Iraq began the operation to retake Mosul on Oct 17, with federal and Kurdish regional forces closing in on the city from three sides. Pro-government Shiite paramilitaries later began advancing on the town of Tal Afar, which commands the city’s western approaches, with the goal of cutting the jihadists off from territory they control in Syria. The advance up the Tigris Valley from the south has been slowest. Troops on that front had the farthest to cover and a string of militant-held towns in their path. On Thursday, the battle neared the remains of ancient Nimrud, some 30 km south of Mosul, raising fears for the famed heritage site already ravaged by jihadist explosives and sledgehammers.
The International Organization of Migration said yesterday more than 47,000 people have been displaced since the Mosul operation began. In Syria, the US-backed Syrian Democratic Forces (SDF) said their advance on Raqa was back on track after a sandstorm swept through the area on Thursday. “We seized control of two new villages yesterday but we didn’t advance as far as planned because of the sandstorm,” SDF commander Merkhas Kamishlo told AFP.
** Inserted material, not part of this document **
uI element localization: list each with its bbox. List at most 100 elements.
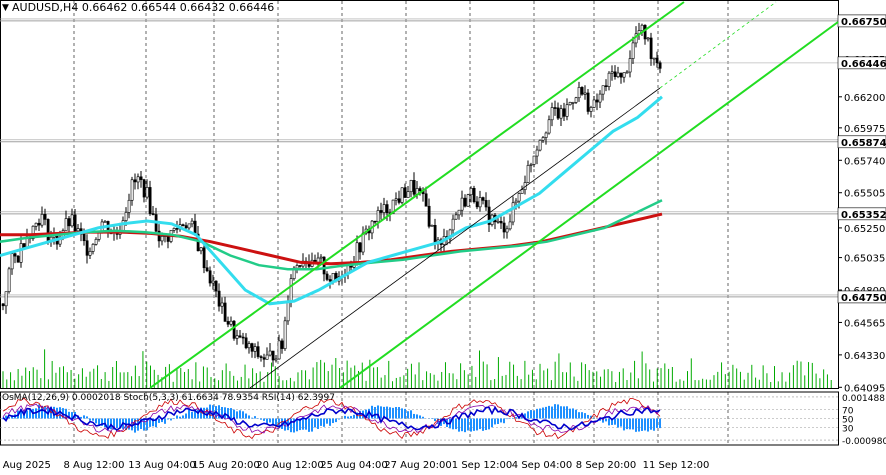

Fighting has focused on the IS-held village of Al-Heisha, some 40 km north of Raqqa. An AFP correspondent reported heavy air strikes early Friday by the US-led coalition supporting the advance. “Al-Heisha is totally besieged and overnight the US-led coalition hit four Daesh positions inside the village, and destroyed a vehicle being prepared for use as a bomb,” Kamishlo said, using an Arabic acronym for IS.
The SDF offensive, launched last weekend, has been pushing south from areas near the Turkish border towards Raqqa. Kamishlo said forces advancing south from the towns of Ain Issa and Suluk were close to converging at a position around 30 km from Raqqa. The military in Russia, which has sided with the Damascus regime, said yesterday it had evidence rebels in Syria’s besieged eastern city of Aleppo used chemical weapons, a charge the opposition denied. “Experts from the Russian defense ministry have found unexploded artillery ammunition belonging to terrorists which contains toxic substances,” the military said in a statement.
MOSUL: Soldiers from the Iraqi Special Forces 2nd division fire a mortar towards a position of the Islamic State (IS) group yesterday in the eastern neighborhood of Samah.